Dublin!

We had a day-trip to Dublin yesterday! We went to see Tim, Claire and Teagan to celebrate Teagan’s birthday. All in all it was a good day, but very long. The day started at 5:30 so we could get to the airport in time to catch the 8am flight and so we got to the party in a seaside town called Bray (just south of Dublin) at 11. After the party, we went to the beach (it was cold, but we were all wrapped up!) The beach there is a pebble beach like Brighton’s and forewarned, we had brought Jon’s wellies with us. All good fun. It was reasonably warm when the wind died down and the sun was out.

We then wandered over the the Sea-Life centre which was nicely done. The kids liked seeing the fish, especially the “Nemo” tank and the sharks! They have a centre in Birmingham too, so I think we should go to it at some point. We then stopped in at a pub for lunch (delicious!) but the kids were getting tired by now and it was showing. To round off our day, we stopped off back at Tim and Claire’s place to have a nose and a cuppa before heading back to the airport.

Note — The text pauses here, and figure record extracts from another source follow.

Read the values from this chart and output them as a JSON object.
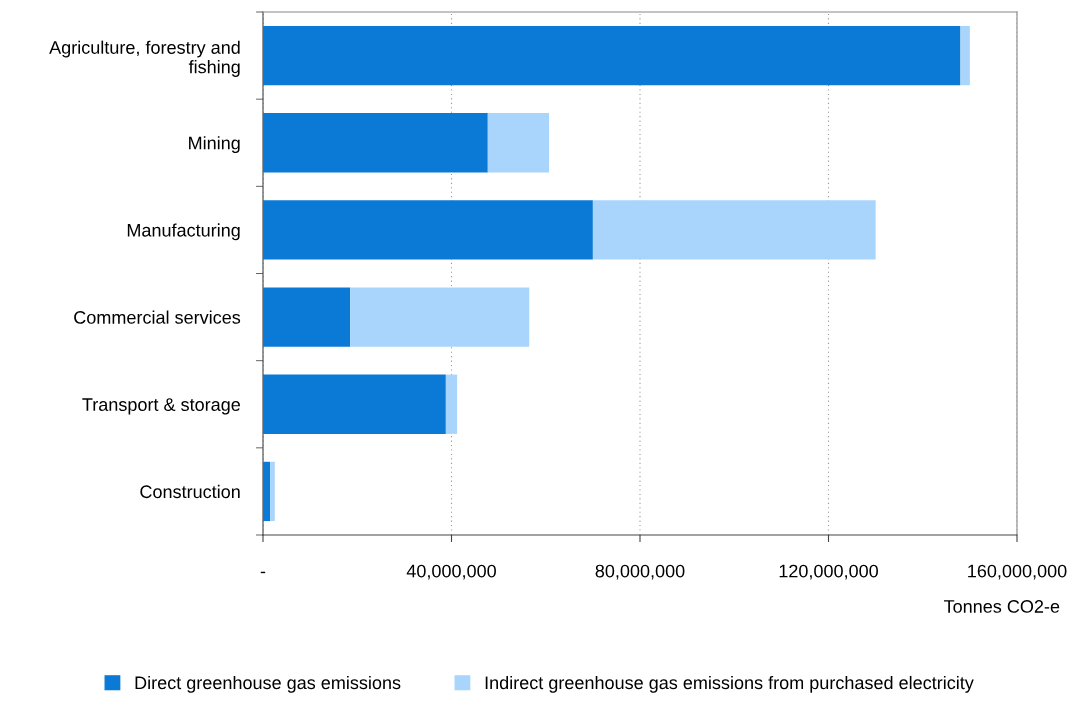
{
  "chart_data": {
    "type": "bar",
    "orientation": "horizontal",
    "stacked": true,
    "categories": [
      "Agriculture, forestry and\nfishing",
      "Mining",
      "Manufacturing",
      "Commercial services",
      "Transport & storage",
      "Construction"
    ],
    "series": [
      {
        "name": "Direct greenhouse gas emissions",
        "color": "#0a7ad6",
        "values": [
          148000000,
          47700000,
          70000000,
          18500000,
          38800000,
          1500000
        ]
      },
      {
        "name": "Indirect greenhouse gas emissions from purchased electricity",
        "color": "#a9d5fc",
        "values": [
          2000000,
          13000000,
          60000000,
          38000000,
          2400000,
          1000000
        ]
      }
    ],
    "xlim": [
      0,
      160000000
    ],
    "xticks": [
      {
        "value": 0,
        "label": "-"
      },
      {
        "value": 40000000,
        "label": "40,000,000"
      },
      {
        "value": 80000000,
        "label": "80,000,000"
      },
      {
        "value": 120000000,
        "label": "120,000,000"
      },
      {
        "value": 160000000,
        "label": "160,000,000"
      }
    ],
    "xlabel": "Tonnes CO2-e",
    "grid": "x",
    "legend": "bottom"
  }
}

All in all, a really good day. Very very tiring though as Jon had a nightmare and woke us up at 3:30am! Today has been a recovery day…

Don't Believe the Spin!

The Register’s analysis over the conviction yesterday of Kamel Bourgass is interesting.

Pick of the quotes:

As Charles Clarke, being Home Secretary, ought to be aware, asylum seekers will not, according to his own Government’s plans, be allowed to have UK national ID cards. Asylum seekers do however already have their own biometric ID card. These were introduced in 2002, and Bourgass was an asylum seeker – a failed, absconded one.

and

His fingerprints should therefore have been on record. He absconded after the failure of his application, but a conviction for shoplifting in 2002 failed to identify him as a rejected asylum applicant.

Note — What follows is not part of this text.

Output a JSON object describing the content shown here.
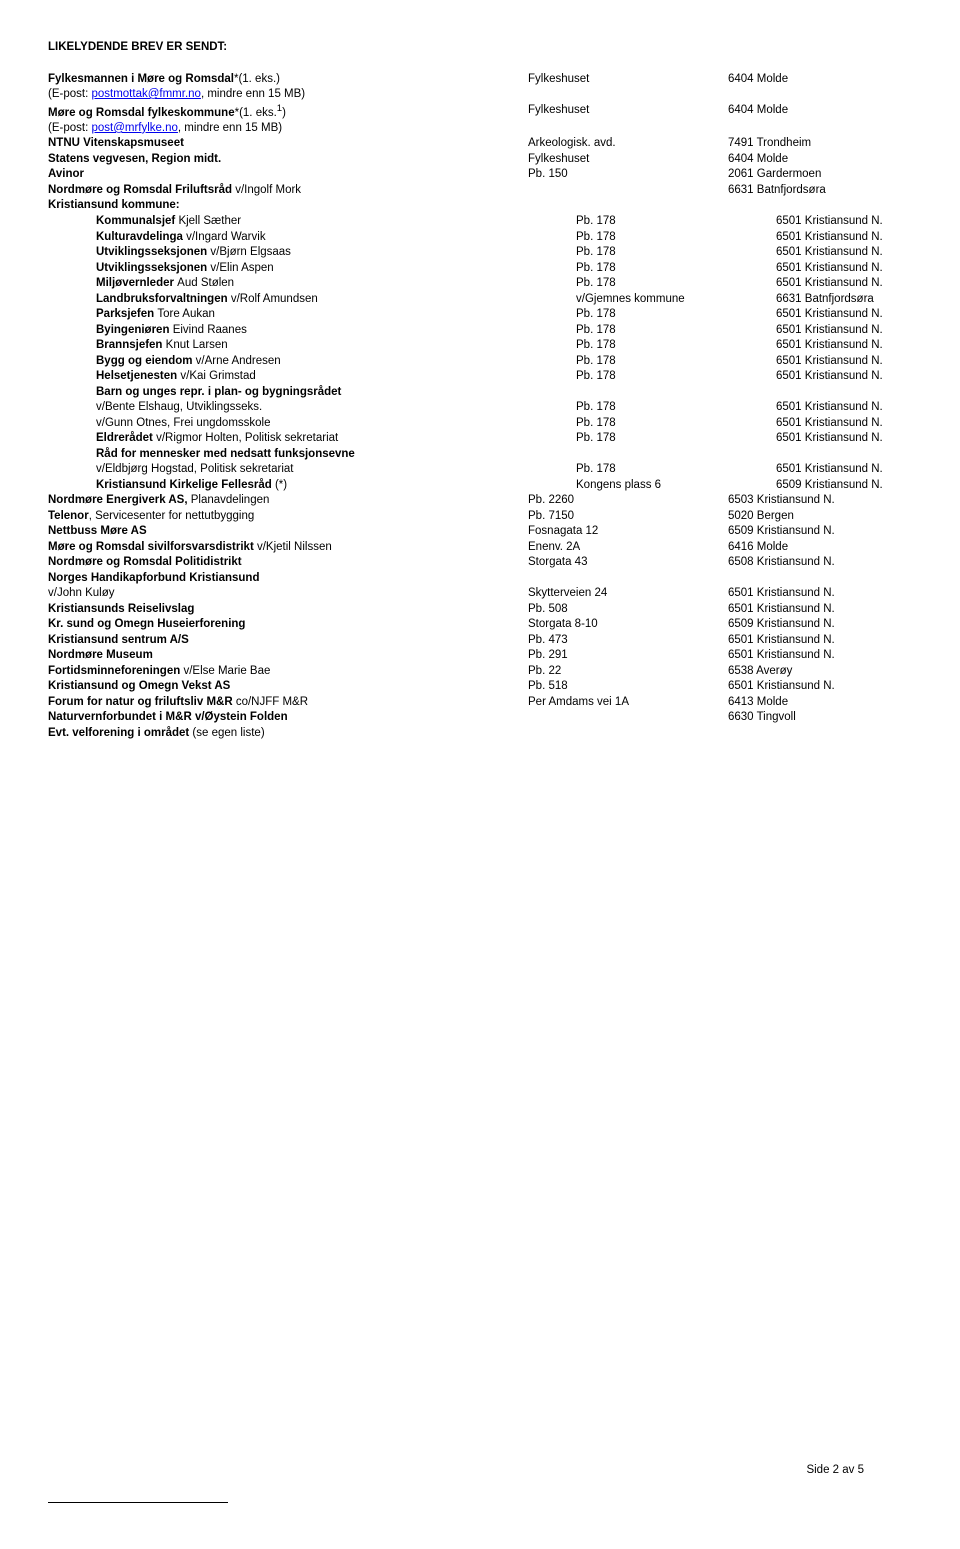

So.. we have Charles Clarke saying that he needs to be able to track the general populace because of yet another failure in the immigration system. It’s self-evident that ID cards would not have made a blind bit of difference to this case. What would have helped is an immigration system that can actually deal with applications that fail. Fixing the fact that we only deport 5% of all failed asylum applications would be a far better use of money.

Who Should I Vote For?

Both A small life and Neil
have posted their Who should I vote for? results, so here’s mine.

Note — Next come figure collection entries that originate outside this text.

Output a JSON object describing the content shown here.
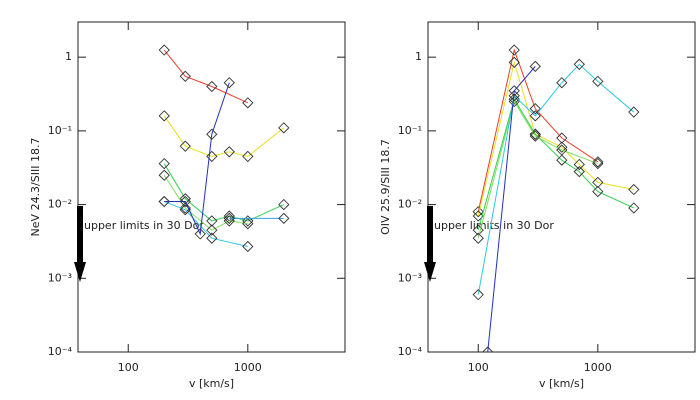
{
  "chart_data": [
    {
      "type": "line",
      "xlabel": "v [km/s]",
      "ylabel": "NeV 24.3/SIII 18.7",
      "xscale": "log",
      "yscale": "log",
      "xlim": [
        38,
        6500
      ],
      "ylim": [
        0.0001,
        3
      ],
      "xticks": [
        100,
        1000
      ],
      "yticks": [
        {
          "value": 0.0001,
          "label": "10⁻⁴"
        },
        {
          "value": 0.001,
          "label": "10⁻³"
        },
        {
          "value": 0.01,
          "label": "10⁻²"
        },
        {
          "value": 0.1,
          "label": "10⁻¹"
        },
        1
      ],
      "annotation": "upper limits in 30 Dor",
      "series": [
        {
          "color": "#e8402a",
          "x": [
            200,
            300,
            500,
            1000
          ],
          "values": [
            1.25,
            0.55,
            0.4,
            0.24
          ]
        },
        {
          "color": "#e8e020",
          "x": [
            200,
            300,
            500,
            700,
            1000,
            2000
          ],
          "values": [
            0.16,
            0.062,
            0.045,
            0.052,
            0.045,
            0.11
          ]
        },
        {
          "color": "#30d050",
          "x": [
            200,
            300,
            500,
            700,
            1000,
            2000
          ],
          "values": [
            0.036,
            0.012,
            0.006,
            0.007,
            0.006,
            0.01
          ]
        },
        {
          "color": "#80e060",
          "x": [
            200,
            300,
            500,
            700,
            1000
          ],
          "values": [
            0.025,
            0.009,
            0.0045,
            0.006,
            0.0055
          ]
        },
        {
          "color": "#30c8e0",
          "x": [
            200,
            300,
            500,
            1000
          ],
          "values": [
            0.011,
            0.0085,
            0.0035,
            0.0027
          ]
        },
        {
          "color": "#2030c0",
          "x": [
            200,
            300,
            400,
            500,
            700
          ],
          "values": [
            0.011,
            0.011,
            0.004,
            0.09,
            0.45
          ]
        },
        {
          "color": "#30a0e0",
          "x": [
            700,
            2000
          ],
          "values": [
            0.0065,
            0.0065
          ]
        }
      ]
    },
    {
      "type": "line",
      "xlabel": "v [km/s]",
      "ylabel": "OIV 25.9/SIII 18.7",
      "xscale": "log",
      "yscale": "log",
      "xlim": [
        38,
        6500
      ],
      "ylim": [
        0.0001,
        3
      ],
      "xticks": [
        100,
        1000
      ],
      "yticks": [
        {
          "value": 0.0001,
          "label": "10⁻⁴"
        },
        {
          "value": 0.001,
          "label": "10⁻³"
        },
        {
          "value": 0.01,
          "label": "10⁻²"
        },
        {
          "value": 0.1,
          "label": "10⁻¹"
        },
        1
      ],
      "annotation": "upper limits in 30 Dor",
      "series": [
        {
          "color": "#e8402a",
          "x": [
            100,
            200,
            300,
            500,
            1000
          ],
          "values": [
            0.008,
            1.25,
            0.2,
            0.08,
            0.038
          ]
        },
        {
          "color": "#e8e020",
          "x": [
            100,
            200,
            300,
            500,
            700,
            1000,
            2000
          ],
          "values": [
            0.007,
            0.85,
            0.09,
            0.06,
            0.035,
            0.02,
            0.016
          ]
        },
        {
          "color": "#30d050",
          "x": [
            100,
            200,
            300,
            500,
            700,
            1000,
            2000
          ],
          "values": [
            0.0045,
            0.27,
            0.09,
            0.04,
            0.028,
            0.015,
            0.009
          ]
        },
        {
          "color": "#80e060",
          "x": [
            100,
            200,
            300,
            500,
            1000
          ],
          "values": [
            0.0035,
            0.25,
            0.085,
            0.055,
            0.036
          ]
        },
        {
          "color": "#30c8e0",
          "x": [
            100,
            200,
            300,
            500,
            700,
            1000,
            2000
          ],
          "values": [
            0.0006,
            0.3,
            0.16,
            0.45,
            0.8,
            0.47,
            0.18
          ]
        },
        {
          "color": "#2030c0",
          "x": [
            120,
            200,
            300
          ],
          "values": [
            0.0001,
            0.35,
            0.75
          ]
        }
      ]
    }
  ]
}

As you can see, I really dislike Labour’s policies atm! My anti-euro and euro constitution stance presumably gained me points with UKIP and I’d guess my free-market leanings give me the Conservative points. What I’m not sure about is why Labour is so negative.. maybe being anti-ID card pushed me further away?

Who Should You Vote For?

Who should I vote for?

Your expected outcome:

Conservative

Your actual outcome:

Labour -24
Conservative 18
Liberal Democrat 1
UK Independence Party 15
Green 10

You should vote: Conservative

The Conservative Party is strongly against joining the Euro and against greater use of taxation to fund public services. The party broadly supported the Iraq war and backs greater policing and ID cards. The Tories are against increasing the minimum wage above the rate of inflation, and have committed to abolishing university tuition fees. They support ‘virtual vouchers’ for private education.

Take the test at Who Should You Vote For

Failed!

According to the BBC, families of the employees of Rover are to stage a protest in London. Why?! I feel for the employees on the shop floor, but Rover is a failed business like any other. It’s been losing £20m per month! Come on.. the management could see this coming a year or so ago and should have taken steps then.

The Government should not bail out Rover any more than they should bail out any other company that goes bust.

Rover’s failure is not the Government’s problem.